Der Kanadier Volny, in 15 Profikämpfen wie Wojcicki ungeschlagen, ist ein starker, aber machbarer Gegner. Der Wolfsburger, den sein Coach Antonino Spatola stets gut einzustellen weiß, wird einen Reichweiten-Nachteil wettmachen müssen. Er trifft aber zugleich auf einen Gegner, dessen Deckung in den letzten Kämpfen viele Lücken aufwies. Der 30-jährige Volny ist die Nummer 6 der IBF-Weltrangliste, der Wolfsburger die Nummer 4. Im Gespräch mit Radio Canada sagte Volnys Trainer Eric Belanger über Wojcicki: „Er ist ein sehr klassischer Boxer. Er macht nichts Besonderes, und er ist kein großer Puncher. Er hat jedoch viel Erfahrung und ein gutes Timing. Auch wenn er auf den ersten Blick nichts Brillantes tut, muss man vorsichtig sein.“

WM-Fight gegen Superstar Golovkin winkt

Patrick und Patrice – sie beide schielen vor diesem Duell auf die Riesenchance, die sich ihnen eröffnen kann. Denn der Ausscheidungskampf soll nicht nur zu einem WM-Fight führen, sondern zu einem gegen einen echten Superstar der Boxwelt.

Auch wenn IBF-Weltmeister Gennady Golovkin seine Profikarriere in Hamburg begonnen hat, so ist er in Deutschland außerhalb der Boxszene ein weitgehend unbeschriebenes Blatt. Zum absoluten Superstar wurde der Kasache in Amerika, wo er alle großen Namen des Mittelgewichts geboxt und sie fast alle besiegt hat. Nur in den zwei Kämpfen mit dem mexikanischen Ausnahmeboxer Saul „Canelo“ Alvares standen ein Remis und die einzige Niederlage seiner langen Karriere.

Riesenchance ins Rampenlicht zu rücken

Der mittlerweile 38-Jährige hielt zwischenzeitlich die Weltmeister-Titel von vier Verbänden, hat im Frühjahr 2019 noch mal einen Vertrag über sechs Kämpfe beim Streaming-Sender DAZN unterschrieben, der ihm pro Kampf eine Börse im zweistelligen Millionenbereich garantieren soll. Sowohl Wojcicki als auch Volny wissen: Der Kampf am 14. November im Congresspark ist die Chance, um ins Rampenlicht der Boxwelt zu rücken, auch wenn sie gegen Golovkin, der übrigens 2017 bei der Benefiz-Gala zugunsten seines früheren Universum-Stallgefährten Eduard Gutknecht extra nach Gifhorn gereist war, Außenseiter wären.

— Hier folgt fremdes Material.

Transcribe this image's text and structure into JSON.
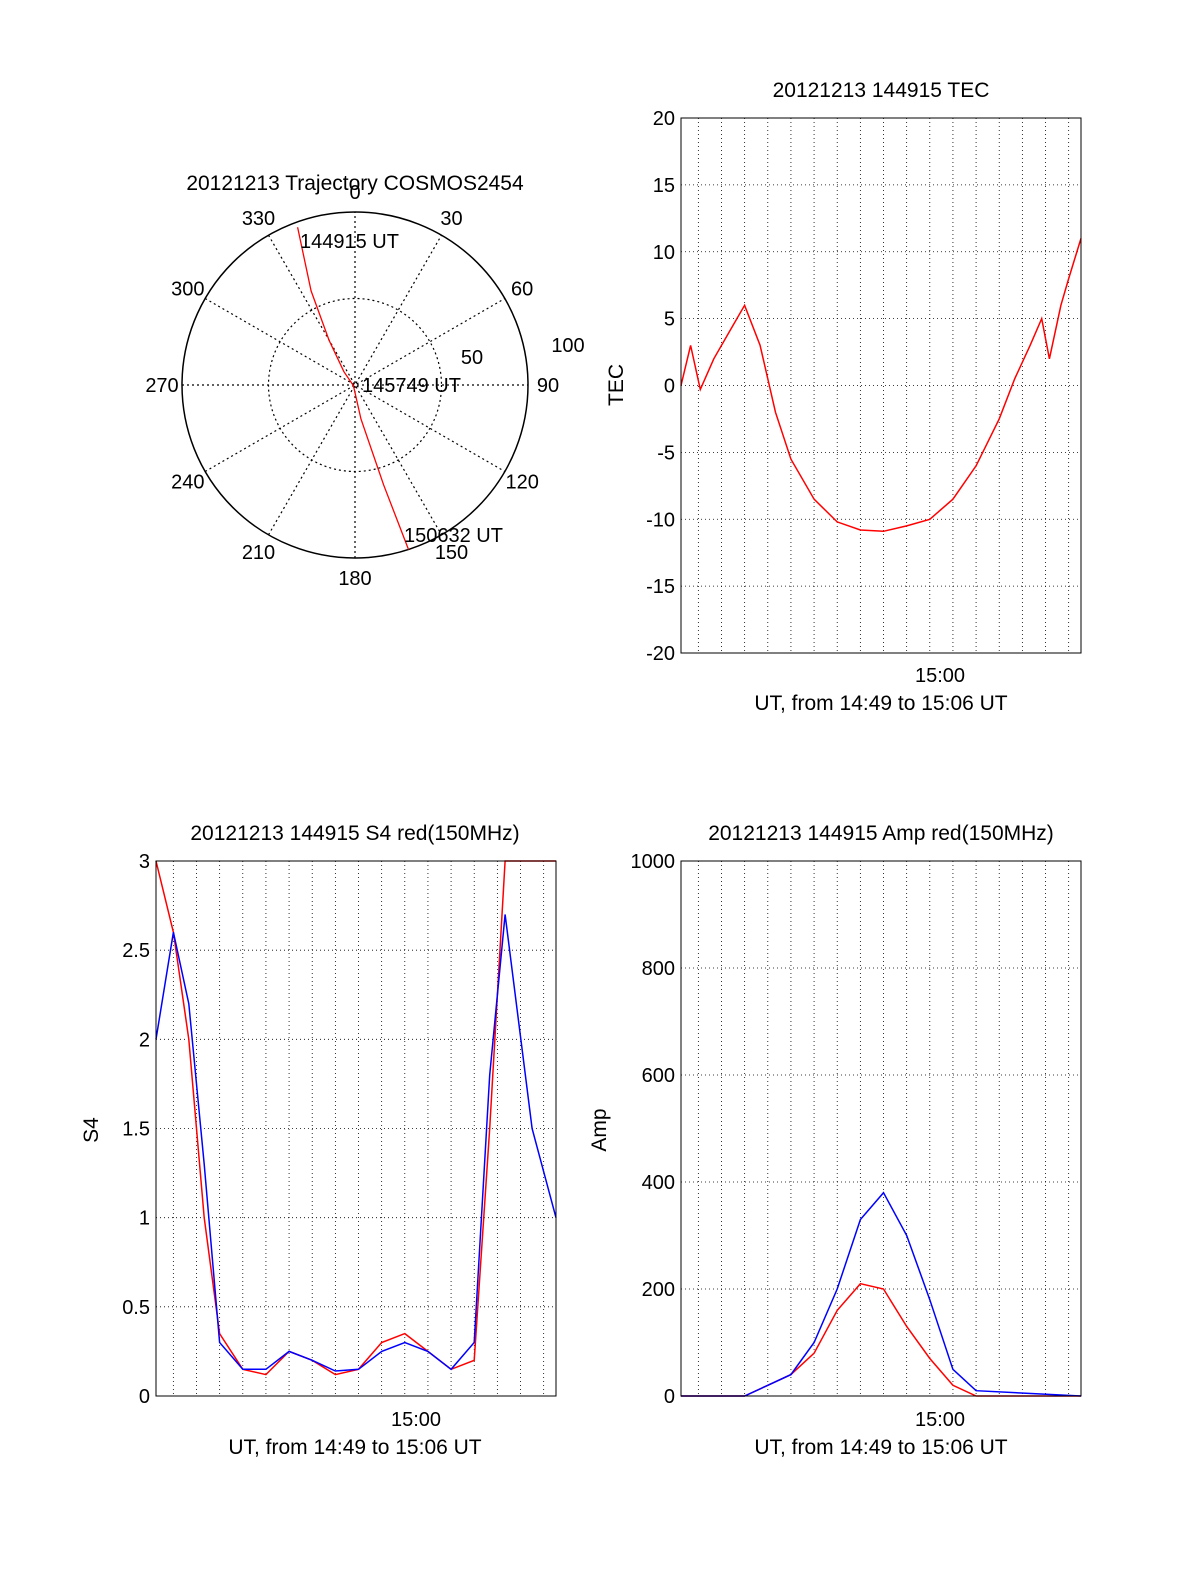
{
  "chart_data": [
    {
      "id": "polar",
      "type": "polar",
      "title": "20121213 Trajectory COSMOS2454",
      "angle_labels": [
        "0",
        "30",
        "60",
        "90",
        "120",
        "150",
        "180",
        "210",
        "240",
        "270",
        "300",
        "330"
      ],
      "radius_labels": [
        "50",
        "100"
      ],
      "trajectory": {
        "color": "#ff0000",
        "points": [
          {
            "azimuth": 340,
            "elevation_ring": 97
          },
          {
            "azimuth": 335,
            "elevation_ring": 60
          },
          {
            "azimuth": 330,
            "elevation_ring": 30
          },
          {
            "azimuth": 320,
            "elevation_ring": 10
          },
          {
            "azimuth": 250,
            "elevation_ring": 1
          },
          {
            "azimuth": 170,
            "elevation_ring": 20
          },
          {
            "azimuth": 164,
            "elevation_ring": 60
          },
          {
            "azimuth": 162,
            "elevation_ring": 100
          }
        ],
        "annotations": [
          {
            "text": "144915 UT"
          },
          {
            "text": "145749 UT"
          },
          {
            "text": "150632 UT"
          }
        ]
      }
    },
    {
      "id": "tec",
      "type": "line",
      "title": "20121213 144915 TEC",
      "xlabel": "UT, from 14:49 to 15:06 UT",
      "ylabel": "TEC",
      "x_tick_labels": [
        "15:00"
      ],
      "y_tick_labels": [
        "20",
        "15",
        "10",
        "5",
        "0",
        "-5",
        "-10",
        "-15",
        "-20"
      ],
      "ylim": [
        -20,
        20
      ],
      "grid": true,
      "series": [
        {
          "color": "#ff0000",
          "values": [
            {
              "x": "14:49:15",
              "y": 0
            },
            {
              "x": "14:49:40",
              "y": 3
            },
            {
              "x": "14:50:05",
              "y": -0.3
            },
            {
              "x": "14:50:40",
              "y": 2
            },
            {
              "x": "14:51:20",
              "y": 4
            },
            {
              "x": "14:52:00",
              "y": 6
            },
            {
              "x": "14:52:40",
              "y": 3
            },
            {
              "x": "14:53:20",
              "y": -2
            },
            {
              "x": "14:54:00",
              "y": -5.5
            },
            {
              "x": "14:55:00",
              "y": -8.5
            },
            {
              "x": "14:56:00",
              "y": -10.2
            },
            {
              "x": "14:57:00",
              "y": -10.8
            },
            {
              "x": "14:58:00",
              "y": -10.9
            },
            {
              "x": "14:59:00",
              "y": -10.5
            },
            {
              "x": "15:00:00",
              "y": -10
            },
            {
              "x": "15:01:00",
              "y": -8.5
            },
            {
              "x": "15:02:00",
              "y": -6
            },
            {
              "x": "15:03:00",
              "y": -2.5
            },
            {
              "x": "15:03:40",
              "y": 0.5
            },
            {
              "x": "15:04:20",
              "y": 3
            },
            {
              "x": "15:04:50",
              "y": 5
            },
            {
              "x": "15:05:10",
              "y": 2
            },
            {
              "x": "15:05:40",
              "y": 6
            },
            {
              "x": "15:06:00",
              "y": 8
            },
            {
              "x": "15:06:32",
              "y": 11
            }
          ]
        }
      ]
    },
    {
      "id": "s4",
      "type": "line",
      "title": "20121213 144915 S4 red(150MHz)",
      "xlabel": "UT, from 14:49 to 15:06 UT",
      "ylabel": "S4",
      "x_tick_labels": [
        "15:00"
      ],
      "y_tick_labels": [
        "3",
        "2.5",
        "2",
        "1.5",
        "1",
        "0.5",
        "0"
      ],
      "ylim": [
        0,
        3
      ],
      "grid": true,
      "series": [
        {
          "color": "#ff0000",
          "values": [
            {
              "x": "14:49:15",
              "y": 3
            },
            {
              "x": "14:50:00",
              "y": 2.6
            },
            {
              "x": "14:50:40",
              "y": 2.0
            },
            {
              "x": "14:51:20",
              "y": 1.0
            },
            {
              "x": "14:52:00",
              "y": 0.35
            },
            {
              "x": "14:53:00",
              "y": 0.15
            },
            {
              "x": "14:54:00",
              "y": 0.12
            },
            {
              "x": "14:55:00",
              "y": 0.25
            },
            {
              "x": "14:56:00",
              "y": 0.2
            },
            {
              "x": "14:57:00",
              "y": 0.12
            },
            {
              "x": "14:58:00",
              "y": 0.15
            },
            {
              "x": "14:59:00",
              "y": 0.3
            },
            {
              "x": "15:00:00",
              "y": 0.35
            },
            {
              "x": "15:01:00",
              "y": 0.25
            },
            {
              "x": "15:02:00",
              "y": 0.15
            },
            {
              "x": "15:03:00",
              "y": 0.2
            },
            {
              "x": "15:03:40",
              "y": 1.5
            },
            {
              "x": "15:04:20",
              "y": 3
            },
            {
              "x": "15:05:30",
              "y": 3
            },
            {
              "x": "15:06:32",
              "y": 3
            }
          ]
        },
        {
          "color": "#0000ff",
          "values": [
            {
              "x": "14:49:15",
              "y": 2.0
            },
            {
              "x": "14:50:00",
              "y": 2.6
            },
            {
              "x": "14:50:40",
              "y": 2.2
            },
            {
              "x": "14:51:20",
              "y": 1.3
            },
            {
              "x": "14:52:00",
              "y": 0.3
            },
            {
              "x": "14:53:00",
              "y": 0.15
            },
            {
              "x": "14:54:00",
              "y": 0.15
            },
            {
              "x": "14:55:00",
              "y": 0.25
            },
            {
              "x": "14:56:00",
              "y": 0.2
            },
            {
              "x": "14:57:00",
              "y": 0.14
            },
            {
              "x": "14:58:00",
              "y": 0.15
            },
            {
              "x": "14:59:00",
              "y": 0.25
            },
            {
              "x": "15:00:00",
              "y": 0.3
            },
            {
              "x": "15:01:00",
              "y": 0.25
            },
            {
              "x": "15:02:00",
              "y": 0.15
            },
            {
              "x": "15:03:00",
              "y": 0.3
            },
            {
              "x": "15:03:40",
              "y": 1.8
            },
            {
              "x": "15:04:20",
              "y": 2.7
            },
            {
              "x": "15:05:30",
              "y": 1.5
            },
            {
              "x": "15:06:32",
              "y": 1.0
            }
          ]
        }
      ]
    },
    {
      "id": "amp",
      "type": "line",
      "title": "20121213 144915 Amp red(150MHz)",
      "xlabel": "UT, from 14:49 to 15:06 UT",
      "ylabel": "Amp",
      "x_tick_labels": [
        "15:00"
      ],
      "y_tick_labels": [
        "1000",
        "800",
        "600",
        "400",
        "200",
        "0"
      ],
      "ylim": [
        0,
        1000
      ],
      "grid": true,
      "series": [
        {
          "color": "#ff0000",
          "values": [
            {
              "x": "14:49:15",
              "y": 0
            },
            {
              "x": "14:52:00",
              "y": 0
            },
            {
              "x": "14:53:00",
              "y": 20
            },
            {
              "x": "14:54:00",
              "y": 40
            },
            {
              "x": "14:55:00",
              "y": 80
            },
            {
              "x": "14:56:00",
              "y": 160
            },
            {
              "x": "14:57:00",
              "y": 210
            },
            {
              "x": "14:58:00",
              "y": 200
            },
            {
              "x": "14:59:00",
              "y": 130
            },
            {
              "x": "15:00:00",
              "y": 70
            },
            {
              "x": "15:01:00",
              "y": 20
            },
            {
              "x": "15:02:00",
              "y": 0
            },
            {
              "x": "15:06:32",
              "y": 0
            }
          ]
        },
        {
          "color": "#0000ff",
          "values": [
            {
              "x": "14:49:15",
              "y": 0
            },
            {
              "x": "14:52:00",
              "y": 0
            },
            {
              "x": "14:53:00",
              "y": 20
            },
            {
              "x": "14:54:00",
              "y": 40
            },
            {
              "x": "14:55:00",
              "y": 100
            },
            {
              "x": "14:56:00",
              "y": 200
            },
            {
              "x": "14:57:00",
              "y": 330
            },
            {
              "x": "14:58:00",
              "y": 380
            },
            {
              "x": "14:59:00",
              "y": 300
            },
            {
              "x": "15:00:00",
              "y": 180
            },
            {
              "x": "15:01:00",
              "y": 50
            },
            {
              "x": "15:02:00",
              "y": 10
            },
            {
              "x": "15:06:32",
              "y": 0
            }
          ]
        }
      ]
    }
  ]
}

Wojcicki und Volny gehen mit der Bürde von einer rund einjährigen Wettkampfpause in den Ring, für die vor allem die Corona-Pandemie gesorgt hat. Auch vor diesem Hintergrund ist die Tatsache, dass Wojcicki mit seinem Heimpublikum im Rücken boxen wird, ein kleiner Vorteil, um sich den Traum vom WM-Duell zu erfüllen.